Consciência Negra

20 de Novembro: direitos e justiça para quem fez e faz o país

A partir da criação do feriado, temos um Brasil que começa a se reconciliar com a própria história e avança no direito à memória, à justiça e à reparação para o povo negro

PRI-2011-OPINI -  (crédito: Maurenilson Freire)
PRI-2011-OPINI - (crédito: Maurenilson Freire)

Dandara*

Para compreendermos o Brasil, é exigido de todos nós uma imersão profunda em nossa história, tornando-se fundamental revisitarmos nosso passado escravista, elemento estruturante das desigualdades e da violência racista que persistem em nossa sociedade. A memória coletiva, historicamente silenciada e manipulada, seja nos livros didáticos, em nossas instituições de ensino, seja nas narrativas oficiais, molda as relações sociais em nosso país. 

A busca pela verdade impõe o enfrentamento dessas narrativas, que têm servido para legitimar a dominação e a exclusão. Reconhecer a centralidade da escravidão na formação econômica, política e cultural é indispensável para desmontar ideologias que naturalizam a desigualdade e perpetuam privilégios de uma minoria. Sem essa nitidez, permanecemos reféns de mitos que mascaram as origens reais das disparidades sociais do nosso povo. 

A justiça, nesse contexto, transcende a esfera jurídica formal. Trata-se de uma transformação profunda das estruturas que sustentam a concentração de riqueza e poder. É necessário confrontar os mecanismos que reproduzem a pobreza e impedem a mobilidade social da população negra e das classes populares. A justiça social implica na construção de políticas que promovam a igualdade substantiva e a inclusão de todos os cidadãos e cidadãs no processo democrático. 

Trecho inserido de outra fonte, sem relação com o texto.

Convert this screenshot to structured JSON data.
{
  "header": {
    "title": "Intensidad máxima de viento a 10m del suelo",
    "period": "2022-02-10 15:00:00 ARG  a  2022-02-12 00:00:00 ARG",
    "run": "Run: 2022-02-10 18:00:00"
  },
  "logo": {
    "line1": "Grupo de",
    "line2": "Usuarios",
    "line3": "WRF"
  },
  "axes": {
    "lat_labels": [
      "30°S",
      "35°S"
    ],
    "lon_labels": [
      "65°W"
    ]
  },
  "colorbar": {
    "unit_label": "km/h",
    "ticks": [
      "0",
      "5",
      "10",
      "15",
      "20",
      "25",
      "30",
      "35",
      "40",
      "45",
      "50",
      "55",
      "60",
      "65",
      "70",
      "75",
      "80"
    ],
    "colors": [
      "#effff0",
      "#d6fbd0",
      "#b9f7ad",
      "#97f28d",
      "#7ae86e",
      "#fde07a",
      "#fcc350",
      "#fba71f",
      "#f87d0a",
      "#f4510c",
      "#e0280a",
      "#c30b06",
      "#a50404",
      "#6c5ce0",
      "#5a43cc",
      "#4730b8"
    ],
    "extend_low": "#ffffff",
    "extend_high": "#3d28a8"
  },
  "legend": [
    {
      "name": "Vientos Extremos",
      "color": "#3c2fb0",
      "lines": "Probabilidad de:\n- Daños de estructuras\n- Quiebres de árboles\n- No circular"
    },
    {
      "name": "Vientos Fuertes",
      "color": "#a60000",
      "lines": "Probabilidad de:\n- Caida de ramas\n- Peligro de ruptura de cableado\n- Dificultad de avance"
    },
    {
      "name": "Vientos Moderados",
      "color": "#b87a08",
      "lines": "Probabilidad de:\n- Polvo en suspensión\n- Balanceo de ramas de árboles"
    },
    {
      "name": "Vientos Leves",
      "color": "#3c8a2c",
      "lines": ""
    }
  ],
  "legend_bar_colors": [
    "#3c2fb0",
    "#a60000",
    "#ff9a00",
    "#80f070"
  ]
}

É nesse sentido que a oficialização do 20 de novembro como feriado nacional representa um avanço significativo nesse processo de reconstrução democrática. Celebrar a memória de Zumbi e Dandara dos Palmares, da resistência quilombola, não é um simples ato simbólico, mas um resgate histórico que desafia a "amnésia" institucionalizada ao longo da nossa história.

Podemos dizer que, a partir da criação do feriado, temos um Brasil que começa a se reconciliar com a própria história e avança no direito à memória, à justiça e à reparação para o povo negro. 20 de Novembro é o dia em que um homem negro foi morto, mas também quando todo um povo renasceu.

Essa conquista não foi o resultado de uma mera concessão estatal, mas da luta persistente de intelectuais orgânicos da luta antirracista no Brasil, como Alberto Guerreiro Ramos, Lélia Gonzalez, Beatriz Nascimento, Milton Barbosa, Edson Cardoso, Luiza Bairros, Abdias do Nascimento. Esses, além de tantos outros, e movimentos sociais, como o Grupo Palmares e o Movimento Negro Unificado (MNU), que reivindicaram o reconhecimento das vozes silenciadas pela história oficial. Imbuída dessa força ancestral, a Bancada Negra da Câmara dos Deputados, formada em 2023 e da qual fui uma das entusiastas, liderou a aprovação do projeto de lei que tornou feriado o Dia Nacional da Consciência Negra.

O movimento negro desempenhou e continua desempenhando um papel crucial na luta por reconhecimento e direitos. Ao reescrever essa narrativa fica evidente que a abolição da escravatura não foi uma dádiva das elites, mas resultado da resistência ativa dos próprios negros e negras. Essa reinterpretação histórica é essencial para desconstruir os mitos fundadores que sustentam a hierarquia social e racial vigente.

Compreender a confluência entre memória, justiça e verdade é fundamental para desarticular as estruturas que perpetuam a desigualdade. Sem memória, desconhecemos as raízes das injustiças. Sem verdade, aceitamos explicações superficiais que sempre buscam culpabilizar os oprimidos e sem justiça, e mantêm-se intactos os pactos e mecanismos que favorecem uma minoria em detrimento da maioria. 

A celebração do Dia da Consciência Negra nos convoca a uma reflexão crítica sobre o projeto de nação que estamos construindo. Reconhecer as lutas históricas e atuais da população negra é fundamental para avançarmos em direção a uma democracia verdadeiramente inclusiva, de todos e todas. Cada cidadão e cidadã tem um papel na transformação dessa realidade, seja ao questionar privilégios, seja ao apoiar e se engajar em prol de políticas que promovam a igualdade e a justiça social. 

Somente enfrentando com honestidade nosso passado e os interesses que moldam nosso presente, poderemos construir um futuro mais justo. É por meio da ação coletiva e da consciência crítica que encontraremos a força necessária para romper os ciclos históricos de exclusão e desigualdade que têm marcado a trajetória da maioria do povo brasileiro. A realização plena da democracia depende desse compromisso.